A federal lawsuit pending in Mobile could determine the fate of hundreds of leases that the government has granted to oil companies drilling in the Gulf of Mexico.
An environmental group, Defenders of Wildlife, accuses the Bureau of Ocean Energy Management of violating federal law by accepting the hundreds of bids for new wells in the Gulf. Included are bids on tracts in the vicinity of the BP PLC well that ruptured in April following the explosion aboard the Deepwater Horizon rig, triggering the months-long spill disaster.
The government, Chevron Corp. and several oil and gas trade associations have asked Chief U.S. District Judge William Steele to dismiss the litigation.
Steele has given Defenders of Wildlife until Tuesday to respond to a motion filed by Chevron, which recently intervened in the case.
Defenders of Wildlife sued in May, when the Bureau of Ocean Energy Management was known as the Minerals Management Service. It filed an updated complaint in November.

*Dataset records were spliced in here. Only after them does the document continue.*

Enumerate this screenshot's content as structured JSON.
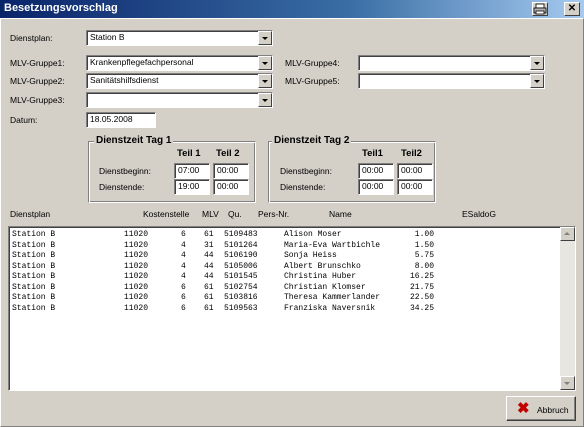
{
  "window": {
    "title": "Besetzungsvorschlag",
    "print_icon": "printer-icon",
    "close_icon": "close-icon",
    "close_glyph": "✕"
  },
  "form": {
    "dienstplan_label": "Dienstplan:",
    "dienstplan_value": "Station B",
    "mlv1_label": "MLV-Gruppe1:",
    "mlv1_value": "Krankenpflegefachpersonal",
    "mlv2_label": "MLV-Gruppe2:",
    "mlv2_value": "Sanitätshilfsdienst",
    "mlv3_label": "MLV-Gruppe3:",
    "mlv3_value": "",
    "mlv4_label": "MLV-Gruppe4:",
    "mlv4_value": "",
    "mlv5_label": "MLV-Gruppe5:",
    "mlv5_value": "",
    "datum_label": "Datum:",
    "datum_value": "18.05.2008"
  },
  "tag1": {
    "title": "Dienstzeit Tag 1",
    "teil1": "Teil 1",
    "teil2": "Teil 2",
    "beginn_label": "Dienstbeginn:",
    "ende_label": "Dienstende:",
    "beginn1": "07:00",
    "beginn2": "00:00",
    "ende1": "19:00",
    "ende2": "00:00"
  },
  "tag2": {
    "title": "Dienstzeit Tag 2",
    "teil1": "Teil1",
    "teil2": "Teil2",
    "beginn_label": "Dienstbeginn:",
    "ende_label": "Dienstende:",
    "beginn1": "00:00",
    "beginn2": "00:00",
    "ende1": "00:00",
    "ende2": "00:00"
  },
  "table": {
    "headers": {
      "dienstplan": "Dienstplan",
      "kostenstelle": "Kostenstelle",
      "mlv": "MLV",
      "qu": "Qu.",
      "persnr": "Pers-Nr.",
      "name": "Name",
      "esaldo": "ESaldoG"
    },
    "rows": [
      {
        "dienstplan": "Station B",
        "kostenstelle": "11020",
        "mlv": "6",
        "qu": "61",
        "persnr": "5109483",
        "name": "Alison Moser",
        "esaldo": "1.00"
      },
      {
        "dienstplan": "Station B",
        "kostenstelle": "11020",
        "mlv": "4",
        "qu": "31",
        "persnr": "5101264",
        "name": "Maria-Eva Wartbichle",
        "esaldo": "1.50"
      },
      {
        "dienstplan": "Station B",
        "kostenstelle": "11020",
        "mlv": "4",
        "qu": "44",
        "persnr": "5106190",
        "name": "Sonja Heiss",
        "esaldo": "5.75"
      },
      {
        "dienstplan": "Station B",
        "kostenstelle": "11020",
        "mlv": "4",
        "qu": "44",
        "persnr": "5105006",
        "name": "Albert Brunschko",
        "esaldo": "8.00"
      },
      {
        "dienstplan": "Station B",
        "kostenstelle": "11020",
        "mlv": "4",
        "qu": "44",
        "persnr": "5101545",
        "name": "Christina Huber",
        "esaldo": "16.25"
      },
      {
        "dienstplan": "Station B",
        "kostenstelle": "11020",
        "mlv": "6",
        "qu": "61",
        "persnr": "5102754",
        "name": "Christian Klomser",
        "esaldo": "21.75"
      },
      {
        "dienstplan": "Station B",
        "kostenstelle": "11020",
        "mlv": "6",
        "qu": "61",
        "persnr": "5103816",
        "name": "Theresa Kammerlander",
        "esaldo": "22.50"
      },
      {
        "dienstplan": "Station B",
        "kostenstelle": "11020",
        "mlv": "6",
        "qu": "61",
        "persnr": "5109563",
        "name": "Franziska Naversnik",
        "esaldo": "34.25"
      }
    ]
  },
  "buttons": {
    "abbruch_label": "Abbruch",
    "abbruch_icon": "x-cancel-icon",
    "abbruch_glyph": "✖"
  },
  "colors": {
    "titlebar_start": "#0a246a",
    "titlebar_end": "#a6caf0",
    "window_bg": "#d4d0c8",
    "cancel_icon": "#c00000"
  }
}
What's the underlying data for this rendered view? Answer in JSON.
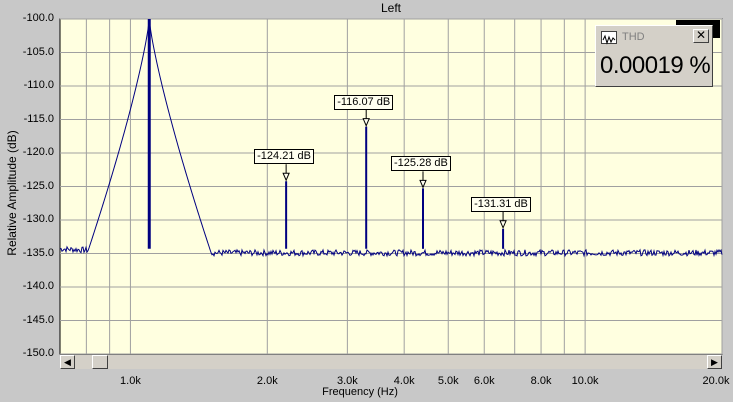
{
  "window": {
    "title": "Left"
  },
  "y_axis": {
    "label": "Relative Amplitude (dB)",
    "ticks": [
      "-100.0",
      "-105.0",
      "-110.0",
      "-115.0",
      "-120.0",
      "-125.0",
      "-130.0",
      "-135.0",
      "-140.0",
      "-145.0",
      "-150.0"
    ]
  },
  "x_axis": {
    "label": "Frequency (Hz)",
    "ticks": [
      "1.0k",
      "2.0k",
      "3.0k",
      "4.0k",
      "5.0k",
      "6.0k",
      "8.0k",
      "10.0k",
      "20.0k"
    ]
  },
  "markers": [
    {
      "label": "-124.21 dB"
    },
    {
      "label": "-116.07 dB"
    },
    {
      "label": "-125.28 dB"
    },
    {
      "label": "-131.31 dB"
    }
  ],
  "thd_panel": {
    "title": "THD",
    "value": "0.00019 %",
    "close": "✕",
    "icon": "waveform-icon"
  },
  "scrollbar": {
    "left_arrow": "◀",
    "right_arrow": "▶"
  },
  "colors": {
    "plot_bg": "#ffffe0",
    "trace": "#000080",
    "grid": "#a0a0a0",
    "window_bg": "#c8c8c8"
  },
  "chart_data": {
    "type": "line",
    "title": "Left",
    "xlabel": "Frequency (Hz)",
    "ylabel": "Relative Amplitude (dB)",
    "xscale": "log",
    "xlim": [
      700,
      20000
    ],
    "ylim": [
      -150,
      -100
    ],
    "grid": true,
    "fundamental_hz": 1100,
    "noise_floor_db": -134.3,
    "peaks": [
      {
        "x": 1100,
        "y": -100
      },
      {
        "x": 2200,
        "y": -124.21
      },
      {
        "x": 3300,
        "y": -116.07
      },
      {
        "x": 4400,
        "y": -125.28
      },
      {
        "x": 6600,
        "y": -131.31
      }
    ],
    "series": [
      {
        "values": []
      }
    ]
  }
}
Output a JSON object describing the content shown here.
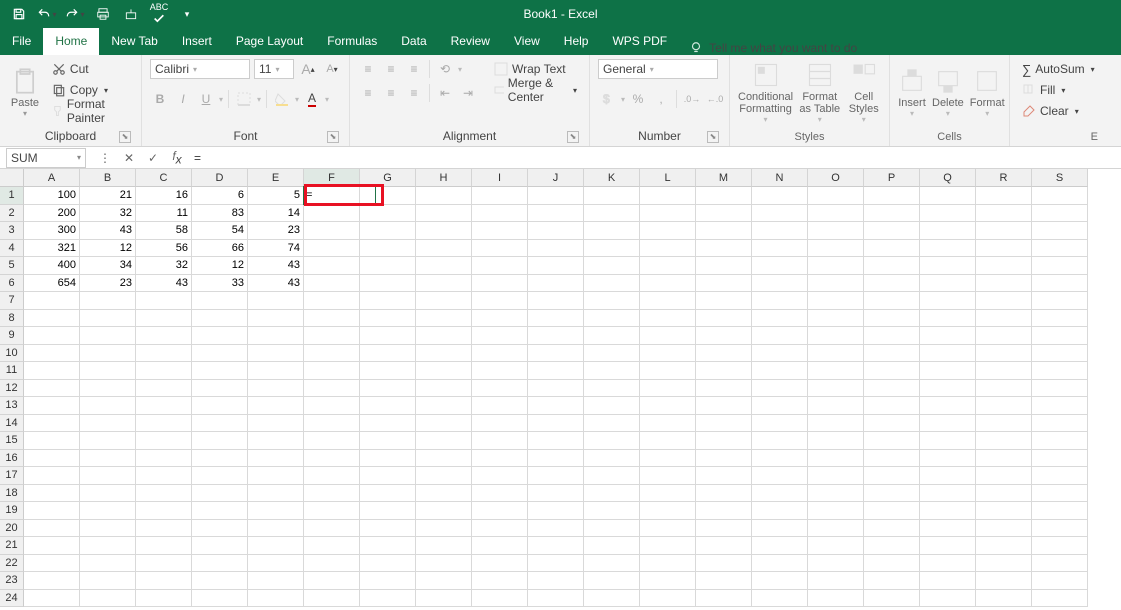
{
  "title": "Book1 - Excel",
  "qat": {
    "save": "save-icon",
    "undo": "undo-icon",
    "redo": "redo-icon"
  },
  "menu": {
    "file": "File",
    "home": "Home",
    "newtab": "New Tab",
    "insert": "Insert",
    "pagelayout": "Page Layout",
    "formulas": "Formulas",
    "data": "Data",
    "review": "Review",
    "view": "View",
    "help": "Help",
    "wpspdf": "WPS PDF",
    "tellme": "Tell me what you want to do"
  },
  "ribbon": {
    "clipboard": {
      "paste": "Paste",
      "cut": "Cut",
      "copy": "Copy",
      "formatpainter": "Format Painter",
      "label": "Clipboard"
    },
    "font": {
      "name": "Calibri",
      "size": "11",
      "label": "Font"
    },
    "alignment": {
      "wrap": "Wrap Text",
      "merge": "Merge & Center",
      "label": "Alignment"
    },
    "number": {
      "format": "General",
      "label": "Number"
    },
    "styles": {
      "cond": "Conditional Formatting",
      "table": "Format as Table",
      "cell": "Cell Styles",
      "label": "Styles"
    },
    "cells": {
      "insert": "Insert",
      "delete": "Delete",
      "format": "Format",
      "label": "Cells"
    },
    "editing": {
      "autosum": "AutoSum",
      "fill": "Fill",
      "clear": "Clear",
      "label": "E"
    }
  },
  "namebox": "SUM",
  "formula": "=",
  "columns": [
    "A",
    "B",
    "C",
    "D",
    "E",
    "F",
    "G",
    "H",
    "I",
    "J",
    "K",
    "L",
    "M",
    "N",
    "O",
    "P",
    "Q",
    "R",
    "S"
  ],
  "rows": [
    1,
    2,
    3,
    4,
    5,
    6,
    7,
    8,
    9,
    10,
    11,
    12,
    13,
    14,
    15,
    16,
    17,
    18,
    19,
    20,
    21,
    22,
    23,
    24
  ],
  "griddata": [
    [
      "100",
      "21",
      "16",
      "6",
      "5",
      "="
    ],
    [
      "200",
      "32",
      "11",
      "83",
      "14",
      ""
    ],
    [
      "300",
      "43",
      "58",
      "54",
      "23",
      ""
    ],
    [
      "321",
      "12",
      "56",
      "66",
      "74",
      ""
    ],
    [
      "400",
      "34",
      "32",
      "12",
      "43",
      ""
    ],
    [
      "654",
      "23",
      "43",
      "33",
      "43",
      ""
    ]
  ],
  "active": {
    "col": "F",
    "row": 1
  }
}
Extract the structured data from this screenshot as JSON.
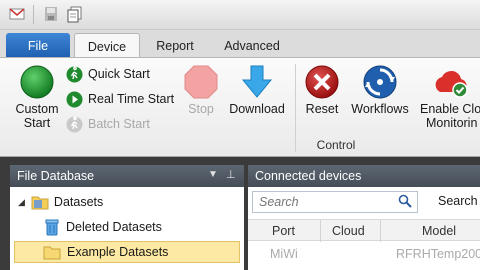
{
  "quick_access": {
    "icons": [
      "new-workspace-icon",
      "save-icon",
      "copy-icon"
    ]
  },
  "tabs": [
    {
      "label": "File"
    },
    {
      "label": "Device"
    },
    {
      "label": "Report"
    },
    {
      "label": "Advanced"
    }
  ],
  "ribbon": {
    "custom_start": {
      "line1": "Custom",
      "line2": "Start",
      "icon": "green-circle-icon"
    },
    "quick_start": {
      "label": "Quick Start",
      "icon": "running-man-icon"
    },
    "real_time_start": {
      "label": "Real Time Start",
      "icon": "play-icon"
    },
    "batch_start": {
      "label": "Batch Start",
      "icon": "running-man-icon"
    },
    "stop": {
      "label": "Stop",
      "icon": "stop-octagon-icon"
    },
    "download": {
      "label": "Download",
      "icon": "download-arrow-icon"
    },
    "reset": {
      "label": "Reset",
      "icon": "reset-x-icon"
    },
    "workflows": {
      "label": "Workflows",
      "icon": "workflows-icon"
    },
    "enable_cloud": {
      "line1": "Enable Clo",
      "line2": "Monitorin",
      "icon": "cloud-check-icon"
    },
    "group_label": "Control"
  },
  "colors": {
    "file_tab": "#2f74c8",
    "panel_header": "#525b66",
    "selected_row": "#fde9a3"
  },
  "file_database": {
    "title": "File Database",
    "items": [
      {
        "label": "Datasets",
        "icon": "folder-icon"
      },
      {
        "label": "Deleted Datasets",
        "icon": "recycle-bin-icon"
      },
      {
        "label": "Example Datasets",
        "icon": "folder-icon"
      }
    ]
  },
  "connected_devices": {
    "title": "Connected devices",
    "search_placeholder": "Search",
    "search_button": "Search",
    "columns": [
      "Port",
      "Cloud",
      "Model"
    ],
    "rows": [
      {
        "port": "MiWi",
        "cloud": "",
        "model": "RFRHTemp200"
      }
    ]
  }
}
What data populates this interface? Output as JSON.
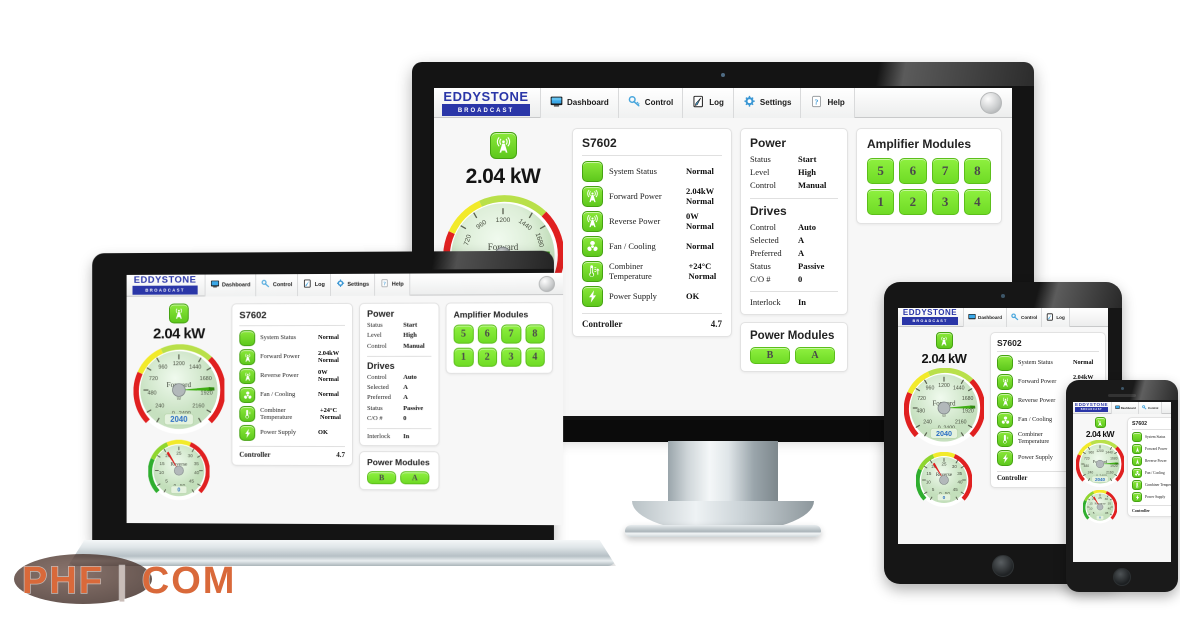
{
  "brand": {
    "name": "EDDYSTONE",
    "sub": "BROADCAST"
  },
  "nav": {
    "items": [
      {
        "label": "Dashboard",
        "icon": "monitor-icon"
      },
      {
        "label": "Control",
        "icon": "key-icon"
      },
      {
        "label": "Log",
        "icon": "notepad-icon"
      },
      {
        "label": "Settings",
        "icon": "gear-icon"
      },
      {
        "label": "Help",
        "icon": "question-icon"
      }
    ]
  },
  "meters": {
    "header_icon": "antenna-icon",
    "big_value": "2.04 kW",
    "forward": {
      "label": "Forward",
      "readout": "2040",
      "ticks": [
        "0",
        "240",
        "480",
        "720",
        "960",
        "1200",
        "1440",
        "1680",
        "1920",
        "2160",
        "2400"
      ],
      "min": 0,
      "max": 2400,
      "value": 2040
    },
    "reverse": {
      "label": "Reverse",
      "readout": "0",
      "ticks": [
        "0",
        "5",
        "10",
        "15",
        "20",
        "25",
        "30",
        "35",
        "40",
        "45",
        "50"
      ],
      "min": 0,
      "max": 50,
      "value": 0
    }
  },
  "status": {
    "title": "S7602",
    "rows": [
      {
        "icon": "blank-status-icon",
        "label": "System Status",
        "value": "Normal"
      },
      {
        "icon": "antenna-icon",
        "label": "Forward Power",
        "value": "2.04kW\nNormal"
      },
      {
        "icon": "antenna-icon",
        "label": "Reverse Power",
        "value": "0W\nNormal"
      },
      {
        "icon": "fan-icon",
        "label": "Fan / Cooling",
        "value": "Normal"
      },
      {
        "icon": "thermometer-icon",
        "label": "Combiner Temperature",
        "value": "+24°C\nNormal"
      },
      {
        "icon": "bolt-icon",
        "label": "Power Supply",
        "value": "OK"
      }
    ],
    "footer": {
      "label": "Controller",
      "value": "4.7"
    }
  },
  "power_panel": {
    "sections": [
      {
        "title": "Power",
        "rows": [
          {
            "k": "Status",
            "v": "Start"
          },
          {
            "k": "Level",
            "v": "High"
          },
          {
            "k": "Control",
            "v": "Manual"
          }
        ]
      },
      {
        "title": "Drives",
        "rows": [
          {
            "k": "Control",
            "v": "Auto"
          },
          {
            "k": "Selected",
            "v": "A"
          },
          {
            "k": "Preferred",
            "v": "A"
          },
          {
            "k": "Status",
            "v": "Passive"
          },
          {
            "k": "C/O #",
            "v": "0"
          }
        ]
      }
    ],
    "interlock": {
      "k": "Interlock",
      "v": "In"
    }
  },
  "amplifier_modules": {
    "title": "Amplifier Modules",
    "top_row": [
      "5",
      "6",
      "7",
      "8"
    ],
    "bottom_row": [
      "1",
      "2",
      "3",
      "4"
    ]
  },
  "power_modules": {
    "title": "Power Modules",
    "items": [
      "B",
      "A"
    ]
  },
  "watermark": {
    "text_a": "PHF",
    "text_b": "COM"
  },
  "colors": {
    "brand_blue": "#2a36a8",
    "module_green": "#6fdb25",
    "status_green": "#5ec81c",
    "gauge_red": "#e02020",
    "gauge_yellow": "#f2ea2a",
    "watermark_orange": "#d9693a"
  }
}
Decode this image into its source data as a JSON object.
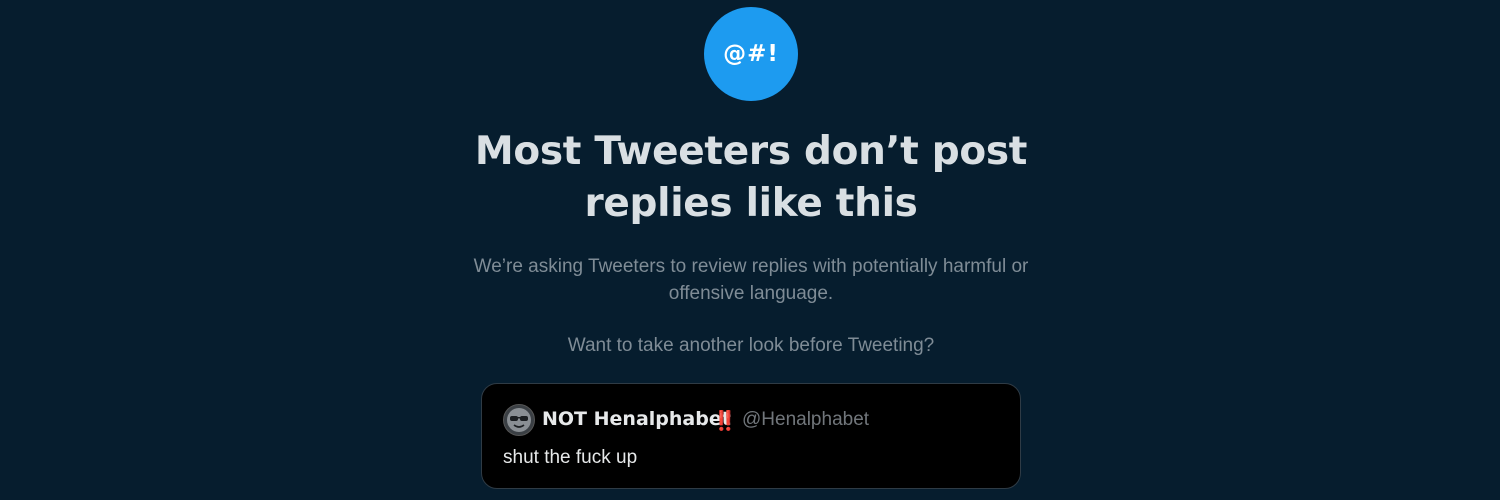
{
  "header": {
    "badge_text": "@#!",
    "title": "Most Tweeters don’t post replies like this",
    "description": "We’re asking Tweeters to review replies with potentially harmful or offensive language.",
    "question": "Want to take another look before Tweeting?"
  },
  "reply": {
    "author_name": "NOT Henalphabet",
    "author_emoji": "‼️",
    "author_handle": "@Henalphabet",
    "text": "shut the fuck up",
    "avatar_icon": "avatar-icon"
  },
  "colors": {
    "background": "#061d2e",
    "accent": "#1d9bf0",
    "card": "#000000"
  }
}
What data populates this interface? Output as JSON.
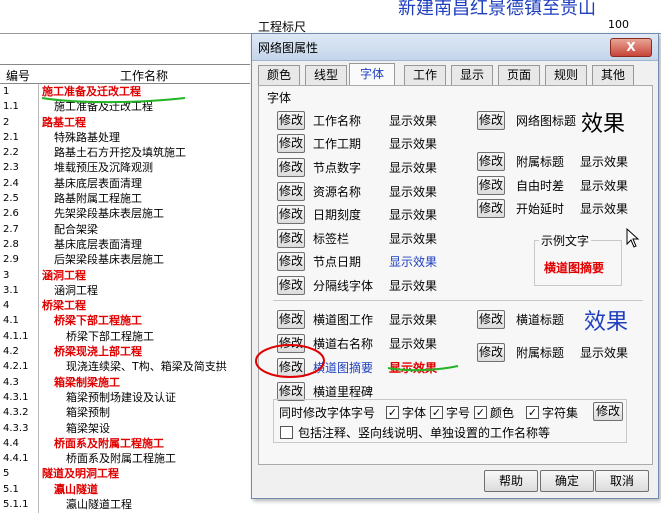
{
  "background": {
    "title": "新建南昌红景德镇至贵山",
    "gongcheng_label": "工程标尺",
    "gongcheng_value": "100",
    "headers": {
      "code": "编号",
      "name": "工作名称"
    },
    "rows": [
      {
        "code": "1",
        "name": "施工准备及迁改工程",
        "red": true,
        "indent": 0
      },
      {
        "code": "1.1",
        "name": "施工准备及迁改工程",
        "red": false,
        "indent": 1
      },
      {
        "code": "2",
        "name": "路基工程",
        "red": true,
        "indent": 0
      },
      {
        "code": "2.1",
        "name": "特殊路基处理",
        "red": false,
        "indent": 1
      },
      {
        "code": "2.2",
        "name": "路基土石方开挖及填筑施工",
        "red": false,
        "indent": 1
      },
      {
        "code": "2.3",
        "name": "堆载预压及沉降观测",
        "red": false,
        "indent": 1
      },
      {
        "code": "2.4",
        "name": "基床底层表面清理",
        "red": false,
        "indent": 1
      },
      {
        "code": "2.5",
        "name": "路基附属工程施工",
        "red": false,
        "indent": 1
      },
      {
        "code": "2.6",
        "name": "先架梁段基床表层施工",
        "red": false,
        "indent": 1
      },
      {
        "code": "2.7",
        "name": "配合架梁",
        "red": false,
        "indent": 1
      },
      {
        "code": "2.8",
        "name": "基床底层表面清理",
        "red": false,
        "indent": 1
      },
      {
        "code": "2.9",
        "name": "后架梁段基床表层施工",
        "red": false,
        "indent": 1
      },
      {
        "code": "3",
        "name": "涵洞工程",
        "red": true,
        "indent": 0
      },
      {
        "code": "3.1",
        "name": "涵洞工程",
        "red": false,
        "indent": 1
      },
      {
        "code": "4",
        "name": "桥梁工程",
        "red": true,
        "indent": 0
      },
      {
        "code": "4.1",
        "name": "桥梁下部工程施工",
        "red": true,
        "indent": 1
      },
      {
        "code": "4.1.1",
        "name": "桥梁下部工程施工",
        "red": false,
        "indent": 2
      },
      {
        "code": "4.2",
        "name": "桥梁现浇上部工程",
        "red": true,
        "indent": 1
      },
      {
        "code": "4.2.1",
        "name": "现浇连续梁、T构、箱梁及简支拱",
        "red": false,
        "indent": 2
      },
      {
        "code": "4.3",
        "name": "箱梁制梁施工",
        "red": true,
        "indent": 1
      },
      {
        "code": "4.3.1",
        "name": "箱梁预制场建设及认证",
        "red": false,
        "indent": 2
      },
      {
        "code": "4.3.2",
        "name": "箱梁预制",
        "red": false,
        "indent": 2
      },
      {
        "code": "4.3.3",
        "name": "箱梁架设",
        "red": false,
        "indent": 2
      },
      {
        "code": "4.4",
        "name": "桥面系及附属工程施工",
        "red": true,
        "indent": 1
      },
      {
        "code": "4.4.1",
        "name": "桥面系及附属工程施工",
        "red": false,
        "indent": 2
      },
      {
        "code": "5",
        "name": "隧道及明洞工程",
        "red": true,
        "indent": 0
      },
      {
        "code": "5.1",
        "name": "瀛山隧道",
        "red": true,
        "indent": 1
      },
      {
        "code": "5.1.1",
        "name": "瀛山隧道工程",
        "red": false,
        "indent": 2
      }
    ]
  },
  "dialog": {
    "title": "网络图属性",
    "close_label": "X",
    "tabs": [
      "颜色",
      "线型",
      "字体",
      "工作",
      "显示",
      "页面",
      "规则",
      "其他"
    ],
    "active_tab": "字体",
    "group_font": "字体",
    "modify_label": "修改",
    "effect_label": "显示效果",
    "left_items": [
      "工作名称",
      "工作工期",
      "节点数字",
      "资源名称",
      "日期刻度",
      "标签栏",
      "节点日期",
      "分隔线字体"
    ],
    "right_items": [
      {
        "label": "网络图标题",
        "effect": "效果"
      },
      {
        "label": "附属标题",
        "effect": "显示效果"
      },
      {
        "label": "自由时差",
        "effect": "显示效果"
      },
      {
        "label": "开始延时",
        "effect": "显示效果"
      }
    ],
    "sample_group": "示例文字",
    "sample_text": "横道图摘要",
    "bottom_left_items": [
      "横道图工作",
      "横道右名称",
      "横道图摘要",
      "横道里程碑"
    ],
    "bottom_right_items": [
      {
        "label": "横道标题",
        "effect": "效果"
      },
      {
        "label": "附属标题",
        "effect": "显示效果"
      }
    ],
    "sync_label": "同时修改字体字号",
    "checkboxes": [
      {
        "label": "字体",
        "checked": true
      },
      {
        "label": "字号",
        "checked": true
      },
      {
        "label": "颜色",
        "checked": true
      },
      {
        "label": "字符集",
        "checked": true
      }
    ],
    "include_label": "包括注释、竖向线说明、单独设置的工作名称等",
    "include_checked": false,
    "help_label": "帮助",
    "ok_label": "确定",
    "cancel_label": "取消",
    "colors": {
      "accent_blue": "#1f3fbf",
      "red": "#e00000",
      "annotation_green": "#22b422",
      "annotation_red": "#e00000"
    }
  }
}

The plaintiff contends that the federal agency has granted leases for 448 tracts in the Gulf — including 21 new leases for wells in water deeper than 500 feet — since the spill.
Sixteen of those leases went to BP, and most of those were in depths exceeding 1,300 feet, according to the suit.
The government accepted bids until March 16 and has been approving them incrementally, “with many of these approvals taking place since the Deepwater Horizon spill,” the complaint states.
In its filings, Chevron attacked the complaint on substantive and procedural grounds. It maintains that the federal court in Mobile does not have jurisdiction, for instance, because none of the agency’s actions occurred in Alabama.
Defenders of Wildlife “has filed the wrong claims, at the wrong time, in the wrong court,” Chevron lawyer Reginald Smith wrote.
Smith said he could not speak to the Press-Register without getting approval from the company.
The lawsuit alleges that the Bureau of Ocean Energy Management predicted in an environmental impact statement that the total oil spilled in the area that includes the Deepwater Horizon site would not exceed 26,500 barrels in the 40-year life span of 11 proposed lease sales. It also predicted that the impact on marine life would be “sublethal” and “negligible.”
The suit says that the summer spill demonstrates that the conclusions in the statement are no longer are valid.
“BOEM’s acceptance of bids for new leases after the BP Deepwater Horizon blowout and spill in reliance on the invalid conclusions… without supplementation of the EIS based on significant new circumstances and information is arbitrary and capricious and not in accordance with law.”
Defenders of Wildlife wants the judge to:
- Vacate all leases granted since April 20, the date of the Deepwater Horizon explosion.
- Order the government to comply with federal laws in any further exploratory drilling and future lease sales.
- Order the Bureau of Ocean Energy Management to account for new information that has come to light as a result of the oil spill.
Chevron insists that the lawsuit’s claims are either moot or premature. The government has filed its own motion to dismiss the lawsuit, making similar arguments.
Government lawyers contend that part of the claim is moot because the agency has initiated a supplemental analysis under the National Environmental Policy Act.
To the extent that the lawsuit challenges future lease sales, the government argues, it is premature to seek a court order.